A un dollaro in grande spolvero fa da contraltare un euro in trepidante attesa delle parole che il chairman Draghi pronuncerà giovedì al termine della riunione del board. In un contesto caratterizzato da bassa crescita e da aspettative di inflazione in netto calo gli analisti si attendono nuove aperture al piano di acquisto titoli e stanno di conseguenza spingendo al ribasso l’eurodollaro che oggi ha toccato il livello minimo da 12 mesi scendendo a 1,3109 usd.

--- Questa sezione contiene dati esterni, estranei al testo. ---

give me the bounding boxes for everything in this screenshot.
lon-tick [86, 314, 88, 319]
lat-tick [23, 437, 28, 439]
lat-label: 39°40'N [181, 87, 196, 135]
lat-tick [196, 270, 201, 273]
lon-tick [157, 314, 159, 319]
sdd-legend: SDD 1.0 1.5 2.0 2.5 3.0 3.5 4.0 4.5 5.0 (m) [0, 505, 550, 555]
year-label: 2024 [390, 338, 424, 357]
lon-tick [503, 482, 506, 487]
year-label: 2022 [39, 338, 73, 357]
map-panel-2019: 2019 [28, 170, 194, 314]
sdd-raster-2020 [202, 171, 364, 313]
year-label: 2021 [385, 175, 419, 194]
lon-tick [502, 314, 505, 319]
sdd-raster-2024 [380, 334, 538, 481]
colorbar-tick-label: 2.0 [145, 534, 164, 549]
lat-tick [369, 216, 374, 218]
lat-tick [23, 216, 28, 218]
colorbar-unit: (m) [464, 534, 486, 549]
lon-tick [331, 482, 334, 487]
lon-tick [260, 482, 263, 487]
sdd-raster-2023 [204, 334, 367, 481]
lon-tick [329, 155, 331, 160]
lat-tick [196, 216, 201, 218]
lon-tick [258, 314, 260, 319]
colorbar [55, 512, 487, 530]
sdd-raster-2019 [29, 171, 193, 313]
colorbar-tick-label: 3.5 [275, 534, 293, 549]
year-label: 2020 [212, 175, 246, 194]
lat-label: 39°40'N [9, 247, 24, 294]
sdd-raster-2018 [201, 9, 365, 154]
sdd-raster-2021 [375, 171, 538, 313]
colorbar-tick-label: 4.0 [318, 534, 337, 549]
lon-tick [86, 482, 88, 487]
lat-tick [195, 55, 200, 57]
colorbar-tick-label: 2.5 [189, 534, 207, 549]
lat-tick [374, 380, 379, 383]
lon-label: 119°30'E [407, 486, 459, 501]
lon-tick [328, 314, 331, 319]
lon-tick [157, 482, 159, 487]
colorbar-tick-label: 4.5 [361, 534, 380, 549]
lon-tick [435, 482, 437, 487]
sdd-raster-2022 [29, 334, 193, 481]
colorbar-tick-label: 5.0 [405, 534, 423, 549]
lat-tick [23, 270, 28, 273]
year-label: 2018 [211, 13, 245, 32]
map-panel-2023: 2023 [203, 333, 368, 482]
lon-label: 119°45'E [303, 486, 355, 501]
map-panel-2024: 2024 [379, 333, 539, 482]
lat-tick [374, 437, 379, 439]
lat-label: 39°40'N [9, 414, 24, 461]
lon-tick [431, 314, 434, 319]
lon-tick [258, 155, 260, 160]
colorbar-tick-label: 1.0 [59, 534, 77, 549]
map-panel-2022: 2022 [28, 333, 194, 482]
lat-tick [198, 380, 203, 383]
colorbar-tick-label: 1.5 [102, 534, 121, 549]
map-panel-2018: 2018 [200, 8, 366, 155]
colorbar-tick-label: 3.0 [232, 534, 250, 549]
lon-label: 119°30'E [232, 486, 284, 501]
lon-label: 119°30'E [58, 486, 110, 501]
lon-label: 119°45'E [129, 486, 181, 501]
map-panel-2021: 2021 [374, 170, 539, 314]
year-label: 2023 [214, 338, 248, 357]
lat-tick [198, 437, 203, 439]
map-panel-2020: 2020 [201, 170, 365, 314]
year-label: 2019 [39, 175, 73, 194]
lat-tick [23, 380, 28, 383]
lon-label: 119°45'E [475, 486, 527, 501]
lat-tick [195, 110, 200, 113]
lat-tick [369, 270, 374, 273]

Il rimpasto di governo voluto dal premier nipponico Abe, che intende ulteriormente potenziare la politica espansiva dell’esecutivo, ha fatto salire lo usd/jpy ai massimi dal 23 gennaio a 105,20. Secondo Vincenzo Longo di IG il superamento della soglia di 105 yen dovrebbe spingere il cross “verso i massimi di inizio anno, a 105,45, dove passa anche l’ultimo dei ritracciamenti di Fibonacci nella discesa dai picchi del 2007”. “Al di sopra di tale target la corsa sarebbe importante e il cambio potrebbe arrivare almeno sino a 108”, continua l’esperto.
Nel caso del cable, il cambio sterlina/dollaro, il movimento ribassista che oggi ha portato la coppia sotto quota 1,65 (1,6490 usd) per la prima in cinque mesi è riconducibile ai risultati dell’ultimo sondaggio effettuato da YouGov in vista del referendum che potrebbe portare alla separazione della Scozia dal Regno Unito dopo oltre 300 anni.
Secondo quanto emerso dall’indagine la differenza tra pro e contro l’indipendenza si sarebbe ridotta a 6 punti percentuali rispetto ai 14 della metà di agosto. Gli intervistati a favore della separazione sono stati il 47% del totale. “La sterlina non rappresenta un asset divisibile tra due Paesi”, ha già fatto sapere il Cancelliere dello scacchiere del Regno Unito, George Osborne. “Se la Scozia dovesse lasciare il Regno Unito, lascerà anche la sterlina”.